- Boisko nie było najlepsze, zwłaszcza w drugiej połowie, kiedy pojawiło się sporo dziur - mówił otwarcie po meczu w Gdańsku Roberto Mancini. Selekcjoner Włochów nie był jedynym, który narzekał na stan murawy.
Takich problemów ma jednak nie być we Wrocławiu, gdzie Polacy zagrają z Bośnią i Hercegowiną. I to pomimo obfitych opadów deszczu.
- Wczoraj ta murawa była w stanie, można powiedzieć, idealnym. Spadło jednak bardzo wiele deszczu. Padało w zasadzie przez 24 godziny, więc po wczorajszych treningach rozpoczęły się prace naprawcze, które trwały mniej więcej do godziny drugiej w nocy. W momencie, gdy dzisiaj przestało padać, to murawa, która rano była bardzo mocno nasiąknięta, zaczęła wysychać. Stadion Wrocław ma bardzo dobry sprawny system drenażowy, który tę wodę odprowadza. To było bardzo dobrze widać chociażby pod koniec czerwca, kiedy nad Wrocławiem dosłownie tuż przed pierwszym gwizdkiem meczu z Lechem Poznań przeszły dwie nawałnice, a już mniej więcej po pół godzinie murawa była w całkiem niezłym stanie - tłumaczy nam Kacper Cecota, rzecznik wrocławskiego obiektu.
ZOBACZ WIDEO: Liga Narodów. Polska - Bośnia i Hercegowina. Szczere wyznanie Macieja Rybusa. "To nie byłoby fair"
- Problem był taki, że ten opad był długotrwały, czyli powoli nasączał murawę. Drenaż jednak działa, woda powoli schodzi.

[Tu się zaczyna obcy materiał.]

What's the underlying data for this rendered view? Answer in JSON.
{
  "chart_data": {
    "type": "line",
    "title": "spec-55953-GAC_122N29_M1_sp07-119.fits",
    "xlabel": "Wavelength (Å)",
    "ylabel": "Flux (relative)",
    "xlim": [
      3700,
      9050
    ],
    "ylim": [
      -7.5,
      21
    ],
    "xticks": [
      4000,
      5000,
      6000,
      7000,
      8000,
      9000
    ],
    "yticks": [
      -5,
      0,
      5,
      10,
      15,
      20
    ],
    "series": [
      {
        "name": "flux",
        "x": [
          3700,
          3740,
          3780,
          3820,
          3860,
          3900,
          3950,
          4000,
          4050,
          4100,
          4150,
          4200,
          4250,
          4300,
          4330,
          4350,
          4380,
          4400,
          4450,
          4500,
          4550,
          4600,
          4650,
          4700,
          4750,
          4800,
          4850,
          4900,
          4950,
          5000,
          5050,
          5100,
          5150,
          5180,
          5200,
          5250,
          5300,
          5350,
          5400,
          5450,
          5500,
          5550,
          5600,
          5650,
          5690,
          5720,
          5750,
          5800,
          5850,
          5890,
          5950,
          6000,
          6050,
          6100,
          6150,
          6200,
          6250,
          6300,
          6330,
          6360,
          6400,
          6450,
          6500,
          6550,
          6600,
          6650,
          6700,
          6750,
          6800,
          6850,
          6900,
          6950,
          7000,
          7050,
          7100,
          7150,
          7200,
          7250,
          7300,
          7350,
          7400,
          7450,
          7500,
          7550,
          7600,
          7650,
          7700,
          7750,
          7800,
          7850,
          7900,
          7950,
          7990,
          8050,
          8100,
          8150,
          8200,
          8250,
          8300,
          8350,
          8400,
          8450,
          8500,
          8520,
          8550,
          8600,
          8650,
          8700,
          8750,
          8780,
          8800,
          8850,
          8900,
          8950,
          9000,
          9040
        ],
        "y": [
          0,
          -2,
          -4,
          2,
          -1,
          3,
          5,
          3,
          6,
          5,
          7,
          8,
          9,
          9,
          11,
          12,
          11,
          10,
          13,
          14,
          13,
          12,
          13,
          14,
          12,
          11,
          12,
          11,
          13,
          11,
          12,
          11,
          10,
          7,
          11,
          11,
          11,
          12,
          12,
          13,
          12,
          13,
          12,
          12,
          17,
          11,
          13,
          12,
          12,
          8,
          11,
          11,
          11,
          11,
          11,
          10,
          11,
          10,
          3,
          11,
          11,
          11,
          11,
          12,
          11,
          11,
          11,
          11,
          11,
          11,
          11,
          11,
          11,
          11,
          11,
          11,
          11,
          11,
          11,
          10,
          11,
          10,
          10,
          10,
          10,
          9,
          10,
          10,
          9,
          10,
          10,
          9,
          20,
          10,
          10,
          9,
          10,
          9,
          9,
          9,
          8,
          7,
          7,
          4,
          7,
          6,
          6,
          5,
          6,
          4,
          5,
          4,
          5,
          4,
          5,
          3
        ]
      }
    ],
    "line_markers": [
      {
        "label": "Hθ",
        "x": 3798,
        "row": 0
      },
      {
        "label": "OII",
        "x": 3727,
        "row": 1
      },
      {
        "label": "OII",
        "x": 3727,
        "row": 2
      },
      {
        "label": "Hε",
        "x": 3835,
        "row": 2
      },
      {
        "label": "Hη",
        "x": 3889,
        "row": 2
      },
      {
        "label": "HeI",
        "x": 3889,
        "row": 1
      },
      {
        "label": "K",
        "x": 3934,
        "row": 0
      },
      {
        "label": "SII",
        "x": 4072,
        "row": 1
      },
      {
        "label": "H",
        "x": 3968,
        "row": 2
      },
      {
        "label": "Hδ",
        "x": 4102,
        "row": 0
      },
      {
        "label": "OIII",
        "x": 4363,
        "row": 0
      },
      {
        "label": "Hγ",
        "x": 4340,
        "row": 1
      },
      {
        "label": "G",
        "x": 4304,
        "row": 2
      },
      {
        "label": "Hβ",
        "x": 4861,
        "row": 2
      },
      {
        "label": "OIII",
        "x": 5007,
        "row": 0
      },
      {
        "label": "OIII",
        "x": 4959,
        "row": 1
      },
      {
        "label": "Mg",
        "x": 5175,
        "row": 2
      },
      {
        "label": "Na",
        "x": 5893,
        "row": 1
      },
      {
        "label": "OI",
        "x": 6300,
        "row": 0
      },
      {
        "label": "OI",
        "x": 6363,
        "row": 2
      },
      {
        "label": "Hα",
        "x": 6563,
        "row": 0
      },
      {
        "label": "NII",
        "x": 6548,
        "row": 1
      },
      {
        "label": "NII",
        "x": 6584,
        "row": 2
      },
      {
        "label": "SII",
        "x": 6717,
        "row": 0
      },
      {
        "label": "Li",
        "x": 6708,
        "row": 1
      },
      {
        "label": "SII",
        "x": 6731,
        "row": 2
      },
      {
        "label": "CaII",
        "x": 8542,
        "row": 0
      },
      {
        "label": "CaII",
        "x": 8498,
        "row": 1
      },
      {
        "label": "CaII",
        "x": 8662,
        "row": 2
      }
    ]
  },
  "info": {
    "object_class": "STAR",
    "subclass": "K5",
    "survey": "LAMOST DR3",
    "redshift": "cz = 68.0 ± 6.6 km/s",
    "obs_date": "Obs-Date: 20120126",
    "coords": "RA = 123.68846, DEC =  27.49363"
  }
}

Boisko na pewno będzie trudne, ale mamy nadzieję, że w związku ze wszystkimi zabiegami, które były prowadzone zarówno w nocy jak i dzisiaj od rana, że będzie to murawa przynajmniej odpowiedniej jakości - dodaje nasz rozmówca.
W ostatnim czasie nienajlepszą opinią cieszy się jeden z dostawców - Trawnik Producent. To właśnie kładzione przez niego murawy były obiektem narzekań zarówno na Stadionie Narodowym w Warszawie, jak i ostatnio w Gdańsku. Wrocław jednak nie korzysta z jego usług.
- Trawnik Producent dostarcza trawę w rolkach i po prostu ją układa. My natomiast mamy własny zespół greenkeeperów, którzy na co dzień się tym zajmują. Nasza murawa ma już blisko cztery lata. W tym roku przeszła gruntowną regenerację, wykorzystując przerwę w rozgrywkach, gdy mecze były odwoływane. Cały czas korzystamy z tej samej murawy - podkreśla Cecota.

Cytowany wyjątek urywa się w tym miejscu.